しんしんと、雪が降る。  
クリスマスの前日がそんな日なのだから、アカデミーの生徒たちは大はしゃぎで。  
やれホワイトクリスマスだ。  
やれ積もらないかなぁだ。  
 
「雪など、ただ寒いだけではないか。陽光に温もりを求めてこそだろう」  
「あはは・・・やっぱりサンダースってリアリストなんだね?」  
「寒いのは好かん。極度に暑いのも然り。春と秋の穏やかさが、好きだ」  
「それでも、やっぱり季節は巡るから、だから季節なんだと思うよ?」  
「・・・・今日は妙に知的なことを言うな」  
 
雪の降る街を、二人で歩く、サンダースとルキア。  
闇の森の一件から、二人はいつでも隣同士でいた。  
多少淫乱ではあるが、ルキアは生来の明るさを失わずに。  
可憐だった容姿は大人っぽさを同居させて。  
 
「サンダースと、初めてのクリスマスイブのイブなんだよね」  
「ややこしいな」  
「クリスマスイブも、クリスマスも、お正月も・・・・ずっと、一緒だもんね?」  
 
繋いでいた手に、力が入る。  
僅かに震えているルキアを抱き寄せて、サンダースは微笑んで。  
 
「あぁ。ルキアは、我輩の恋人だものな。
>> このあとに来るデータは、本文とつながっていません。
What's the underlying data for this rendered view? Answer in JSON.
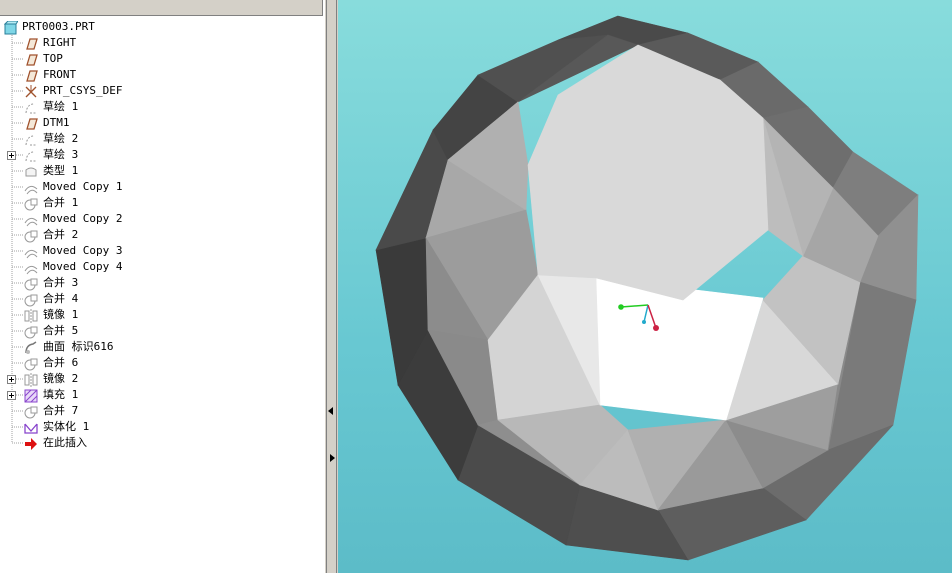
{
  "model_tree": {
    "items": [
      {
        "label": "PRT0003.PRT",
        "icon": "part-icon",
        "level": 0,
        "expander": false
      },
      {
        "label": "RIGHT",
        "icon": "datum-plane-icon",
        "level": 1,
        "expander": false
      },
      {
        "label": "TOP",
        "icon": "datum-plane-icon",
        "level": 1,
        "expander": false
      },
      {
        "label": "FRONT",
        "icon": "datum-plane-icon",
        "level": 1,
        "expander": false
      },
      {
        "label": "PRT_CSYS_DEF",
        "icon": "coordinate-system-icon",
        "level": 1,
        "expander": false
      },
      {
        "label": "草绘 1",
        "icon": "sketch-icon",
        "level": 1,
        "expander": false
      },
      {
        "label": "DTM1",
        "icon": "datum-plane-icon",
        "level": 1,
        "expander": false
      },
      {
        "label": "草绘 2",
        "icon": "sketch-icon",
        "level": 1,
        "expander": false
      },
      {
        "label": "草绘 3",
        "icon": "sketch-icon",
        "level": 1,
        "expander": true
      },
      {
        "label": "类型 1",
        "icon": "surface-type-icon",
        "level": 1,
        "expander": false
      },
      {
        "label": "Moved Copy 1",
        "icon": "moved-copy-icon",
        "level": 1,
        "expander": false
      },
      {
        "label": "合并 1",
        "icon": "merge-icon",
        "level": 1,
        "expander": false
      },
      {
        "label": "Moved Copy 2",
        "icon": "moved-copy-icon",
        "level": 1,
        "expander": false
      },
      {
        "label": "合并 2",
        "icon": "merge-icon",
        "level": 1,
        "expander": false
      },
      {
        "label": "Moved Copy 3",
        "icon": "moved-copy-icon",
        "level": 1,
        "expander": false
      },
      {
        "label": "Moved Copy 4",
        "icon": "moved-copy-icon",
        "level": 1,
        "expander": false
      },
      {
        "label": "合并 3",
        "icon": "merge-icon",
        "level": 1,
        "expander": false
      },
      {
        "label": "合并 4",
        "icon": "merge-icon",
        "level": 1,
        "expander": false
      },
      {
        "label": "镜像 1",
        "icon": "mirror-icon",
        "level": 1,
        "expander": false
      },
      {
        "label": "合并 5",
        "icon": "merge-icon",
        "level": 1,
        "expander": false
      },
      {
        "label": "曲面 标识616",
        "icon": "surface-id-icon",
        "level": 1,
        "expander": false
      },
      {
        "label": "合并 6",
        "icon": "merge-icon",
        "level": 1,
        "expander": false
      },
      {
        "label": "镜像 2",
        "icon": "mirror-icon",
        "level": 1,
        "expander": true
      },
      {
        "label": "填充 1",
        "icon": "fill-icon",
        "level": 1,
        "expander": true
      },
      {
        "label": "合并 7",
        "icon": "merge-icon",
        "level": 1,
        "expander": false
      },
      {
        "label": "实体化 1",
        "icon": "solidify-icon",
        "level": 1,
        "expander": false
      },
      {
        "label": "在此插入",
        "icon": "insert-here-arrow-icon",
        "level": 1,
        "expander": false
      }
    ]
  },
  "viewport": {
    "background_top": "#88dcdc",
    "background_bottom": "#5cbcc8",
    "axis_colors": {
      "x": "#22cc22",
      "y": "#22aacc",
      "z": "#cc2244"
    }
  }
}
ずっと、一緒にいないとな・・・・」  
 
空は既に闇に染まっており。  
止む気配のない雪だけが、闇に包まれた世界を彩っている。  
 
「うん、ずっと・・・・ずっとだもんね」  
 
頬を染めたルキアが、はにかみ笑顔を見せる。  
それを見た瞬間、サンダースはその微笑に見とれる。  
 
白雪の舞う、二人きりの夜に。  
 
 
サンダースは、またひとつルキアを好きになり。  
ルキアは、またひとつサンダースを好きになり。  
 
サンダースは、ルキアの唇に、そっとキスをする。  
ルキアはキスを受け入れて、代わりに思い切り心を近付けて。  
 
 
それは、白雪の舞う、寒い寒い日の、暖かな恋人たちのお話。